The First Serious Problem Solved by AI
How Proteins Fold to Become the Machines of Life
Institute for Bioscience and Biotechnology Research
University of Maryland
About the Lecture
Artificial Intelligence is beginning to have an impact on our lives. So far, the impact is small. This talk will discuss the first serious problem to be solved with this technology – how protein molecules fold into their functional shapes. Genes code for proteins, and each gene’s sequence of DNA bases is translated into a polymer of 20 different sorts of amino acids. The sequence of amino acids is such that most proteins fold into a compact shape, in which each of its 1000s of atoms has an ordered position relative to all the other atoms. The number of possible structures (shapes) these extraordinary objects can adopt is super-astronomical, and the problem of computing structure from amino acid sequence has been one of the unsolved grand challenges of biochemistry for more than half a century.
Progress in the field has been advanced by a series of community experiments, aimed at maximizing rigor, transparency, and communication. Many methods have been developed, tested and discussed. However, while progress had been made and the field advanced, none of the approaches that have been developed has had more than partial success. At the most recent community experiment dramatic results were obtained showing that the program has largely been solved – by a branch of AI called Deep Learning. The calculated structures obtained by the Deep Learning methods are often comparable, and likely sometimes better, than representations to those obtained with state-of-the-art experimental techniques of crystallography and cryo-electron microscopy. The Deep Leaning protein models have already demonstrated an ability to solve previously intransigent experimental problems, and the results suggest the methods will be successfully applied to other areas of structural biology and more generally.
This lecture will describe the intellectual journey to this solution, the nature of the methods used, and some implications for the future of AI and its applications and effects on sciences and other areas of human endeavor.
About the Speaker
John Moult is a Fellow at the Institute for Bioscience and Biotechnology Research and a Professor in the Department of Cell Biology and Molecular Genetics at Maryland. Previously he was a Founding Fellow of the Center for Advanced Research in Biotechnology at the University of Maryland. John did postdoctoral work at the Weizmann Institute of Science and at the University of Edinburgh, and he was then on the faculty at the University of Alberta, Canada before coming to the University of Maryland.
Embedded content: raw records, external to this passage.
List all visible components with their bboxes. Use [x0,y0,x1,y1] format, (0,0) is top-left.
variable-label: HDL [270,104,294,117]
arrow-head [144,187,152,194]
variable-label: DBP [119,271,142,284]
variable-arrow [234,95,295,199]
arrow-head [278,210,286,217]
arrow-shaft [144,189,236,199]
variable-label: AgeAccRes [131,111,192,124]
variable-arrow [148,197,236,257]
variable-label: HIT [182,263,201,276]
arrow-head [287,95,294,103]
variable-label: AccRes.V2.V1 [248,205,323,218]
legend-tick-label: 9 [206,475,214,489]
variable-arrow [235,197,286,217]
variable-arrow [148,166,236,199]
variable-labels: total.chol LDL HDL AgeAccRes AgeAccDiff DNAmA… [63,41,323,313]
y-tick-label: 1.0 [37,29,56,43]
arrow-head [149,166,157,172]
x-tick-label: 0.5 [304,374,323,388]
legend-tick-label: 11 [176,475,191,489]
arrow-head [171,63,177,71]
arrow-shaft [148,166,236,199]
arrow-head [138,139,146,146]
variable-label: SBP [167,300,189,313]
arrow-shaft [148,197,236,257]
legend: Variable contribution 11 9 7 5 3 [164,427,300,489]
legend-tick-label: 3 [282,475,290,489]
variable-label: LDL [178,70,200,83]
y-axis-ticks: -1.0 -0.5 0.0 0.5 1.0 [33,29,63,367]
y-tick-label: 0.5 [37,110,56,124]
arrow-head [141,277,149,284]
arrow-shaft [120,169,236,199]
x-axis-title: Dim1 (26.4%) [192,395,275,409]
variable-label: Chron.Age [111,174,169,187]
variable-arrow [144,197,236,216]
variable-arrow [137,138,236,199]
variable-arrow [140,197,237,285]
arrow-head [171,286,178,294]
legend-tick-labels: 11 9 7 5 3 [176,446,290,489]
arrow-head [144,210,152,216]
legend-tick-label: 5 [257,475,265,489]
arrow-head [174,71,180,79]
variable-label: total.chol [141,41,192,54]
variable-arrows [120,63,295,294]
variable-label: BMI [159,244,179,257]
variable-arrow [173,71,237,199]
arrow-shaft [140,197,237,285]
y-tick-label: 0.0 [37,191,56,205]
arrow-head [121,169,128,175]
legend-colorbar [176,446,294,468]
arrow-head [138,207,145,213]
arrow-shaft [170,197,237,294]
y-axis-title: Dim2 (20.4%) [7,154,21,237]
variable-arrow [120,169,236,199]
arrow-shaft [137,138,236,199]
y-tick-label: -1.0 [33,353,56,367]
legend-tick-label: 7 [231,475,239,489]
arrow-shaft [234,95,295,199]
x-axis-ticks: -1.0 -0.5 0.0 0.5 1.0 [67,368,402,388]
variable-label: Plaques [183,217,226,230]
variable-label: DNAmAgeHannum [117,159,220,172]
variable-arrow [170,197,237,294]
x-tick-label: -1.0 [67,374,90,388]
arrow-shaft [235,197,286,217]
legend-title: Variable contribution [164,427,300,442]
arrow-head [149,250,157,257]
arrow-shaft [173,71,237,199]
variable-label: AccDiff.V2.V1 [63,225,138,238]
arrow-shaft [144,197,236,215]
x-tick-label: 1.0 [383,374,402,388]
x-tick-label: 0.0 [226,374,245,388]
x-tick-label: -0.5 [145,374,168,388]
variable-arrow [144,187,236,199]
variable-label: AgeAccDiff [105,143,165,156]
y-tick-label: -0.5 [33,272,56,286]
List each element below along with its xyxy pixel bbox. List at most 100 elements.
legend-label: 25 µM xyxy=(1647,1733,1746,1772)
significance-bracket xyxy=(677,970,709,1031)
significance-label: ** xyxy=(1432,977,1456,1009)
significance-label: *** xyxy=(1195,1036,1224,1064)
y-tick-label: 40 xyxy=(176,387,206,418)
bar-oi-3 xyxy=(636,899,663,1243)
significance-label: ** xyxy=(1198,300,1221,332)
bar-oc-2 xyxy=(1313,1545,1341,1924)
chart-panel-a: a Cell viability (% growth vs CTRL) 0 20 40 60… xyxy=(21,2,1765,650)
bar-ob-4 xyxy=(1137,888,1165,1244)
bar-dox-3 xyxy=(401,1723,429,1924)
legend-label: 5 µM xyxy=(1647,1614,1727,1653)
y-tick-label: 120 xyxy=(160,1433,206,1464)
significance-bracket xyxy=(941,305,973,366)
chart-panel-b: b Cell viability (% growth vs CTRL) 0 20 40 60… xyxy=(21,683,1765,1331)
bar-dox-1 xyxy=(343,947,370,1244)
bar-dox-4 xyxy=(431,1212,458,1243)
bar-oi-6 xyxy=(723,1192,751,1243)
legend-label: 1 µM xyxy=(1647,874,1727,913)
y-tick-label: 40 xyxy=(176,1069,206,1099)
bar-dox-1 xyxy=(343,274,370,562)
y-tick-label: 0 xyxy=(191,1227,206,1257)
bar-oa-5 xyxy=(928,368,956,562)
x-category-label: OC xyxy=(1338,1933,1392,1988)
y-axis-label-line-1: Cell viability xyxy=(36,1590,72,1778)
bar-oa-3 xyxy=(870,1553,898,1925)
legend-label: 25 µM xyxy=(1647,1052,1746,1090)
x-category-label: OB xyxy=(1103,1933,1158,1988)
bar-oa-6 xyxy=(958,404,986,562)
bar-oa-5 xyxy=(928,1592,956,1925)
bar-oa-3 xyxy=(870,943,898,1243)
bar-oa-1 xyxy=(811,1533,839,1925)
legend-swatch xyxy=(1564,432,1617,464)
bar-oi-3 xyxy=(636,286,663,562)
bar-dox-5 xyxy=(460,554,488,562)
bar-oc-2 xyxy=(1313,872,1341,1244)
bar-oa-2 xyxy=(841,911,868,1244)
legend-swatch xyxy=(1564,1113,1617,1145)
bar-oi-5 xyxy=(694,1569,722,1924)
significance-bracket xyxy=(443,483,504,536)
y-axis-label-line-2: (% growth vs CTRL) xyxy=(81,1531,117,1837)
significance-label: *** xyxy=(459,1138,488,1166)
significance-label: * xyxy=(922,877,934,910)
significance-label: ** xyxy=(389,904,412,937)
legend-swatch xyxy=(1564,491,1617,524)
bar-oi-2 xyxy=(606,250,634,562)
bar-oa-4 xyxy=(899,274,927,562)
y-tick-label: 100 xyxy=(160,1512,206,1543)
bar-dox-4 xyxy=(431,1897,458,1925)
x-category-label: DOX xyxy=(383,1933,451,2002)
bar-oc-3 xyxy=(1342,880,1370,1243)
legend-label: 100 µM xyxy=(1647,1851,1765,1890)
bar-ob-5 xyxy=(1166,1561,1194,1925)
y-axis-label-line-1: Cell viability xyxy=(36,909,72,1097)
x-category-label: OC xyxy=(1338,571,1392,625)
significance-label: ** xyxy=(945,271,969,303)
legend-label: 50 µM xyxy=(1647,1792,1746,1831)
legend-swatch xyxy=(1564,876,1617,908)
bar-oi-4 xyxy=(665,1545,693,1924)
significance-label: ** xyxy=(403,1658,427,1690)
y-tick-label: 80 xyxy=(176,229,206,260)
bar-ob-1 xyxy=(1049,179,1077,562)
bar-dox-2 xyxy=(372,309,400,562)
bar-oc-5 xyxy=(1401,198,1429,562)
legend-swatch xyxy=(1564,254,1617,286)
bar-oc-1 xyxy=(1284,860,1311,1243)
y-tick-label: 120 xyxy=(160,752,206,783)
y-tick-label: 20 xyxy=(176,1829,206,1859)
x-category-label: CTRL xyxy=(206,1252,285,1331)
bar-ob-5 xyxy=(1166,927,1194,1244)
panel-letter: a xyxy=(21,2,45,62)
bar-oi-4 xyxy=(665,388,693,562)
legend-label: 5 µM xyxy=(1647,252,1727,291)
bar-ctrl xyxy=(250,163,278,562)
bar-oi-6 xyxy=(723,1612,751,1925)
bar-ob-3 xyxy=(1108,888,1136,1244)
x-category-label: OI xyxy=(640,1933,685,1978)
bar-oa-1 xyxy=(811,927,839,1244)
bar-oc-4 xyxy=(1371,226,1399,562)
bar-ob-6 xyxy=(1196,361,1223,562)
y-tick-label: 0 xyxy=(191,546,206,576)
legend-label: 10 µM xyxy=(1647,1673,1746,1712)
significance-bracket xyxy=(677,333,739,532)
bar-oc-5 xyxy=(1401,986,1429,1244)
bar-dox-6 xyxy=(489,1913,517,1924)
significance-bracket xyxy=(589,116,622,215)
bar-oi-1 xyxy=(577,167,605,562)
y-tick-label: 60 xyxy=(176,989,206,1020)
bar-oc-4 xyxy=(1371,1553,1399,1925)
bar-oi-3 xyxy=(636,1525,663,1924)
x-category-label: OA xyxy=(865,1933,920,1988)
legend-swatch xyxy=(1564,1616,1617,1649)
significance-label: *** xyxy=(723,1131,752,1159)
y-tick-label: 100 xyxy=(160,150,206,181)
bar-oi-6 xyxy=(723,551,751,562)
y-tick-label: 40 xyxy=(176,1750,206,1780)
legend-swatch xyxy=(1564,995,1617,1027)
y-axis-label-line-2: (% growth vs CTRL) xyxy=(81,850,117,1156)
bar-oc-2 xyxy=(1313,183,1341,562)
John is a leader in the development of new approaches to community science, aimed at maximizing rigor, transparency and communication, particularly in computational biology. He founded the Critical Assessment of Structure Prediction (CASP) to advance methods for computing protein structure, and he co-founded the Critical Assessment of Genome Interpretation Assessment (CAGI). He has also been instrumental in establishing several other community science programs, including DREAM (systems biology), CAPRI (protein-protein docking), SBV (quality assurance in industry research pipelines), and CACHE (drug design and discovery).
John’s early research was in the use of X-ray crystallography of proteins, notably he obtained the first structure of a beta-lactamase, an enzyme that breaks down penicillin class antibiotics and is a primary mechanism of resistance to those drugs. His work in computational studies of protein structure and function began in earnest after taking up his position in Maryland, and has included proofs that protein folding is formally chaotic and an NP hard problem, and the development of Monte Carlo molecular dynamics, genetic algorithms and other methods for studying protein structure and folding. More recently, he has developed machine learning and related methods for the analysis of the relationship between human genetic variation and disease, including deep learning and graph-based approaches for representing disease mechanisms.
He is an author on more than 150 scientific publications.
John earned his BS in Physics at the University of London and his PhD in Molecular Biophysics at the University of Oxford.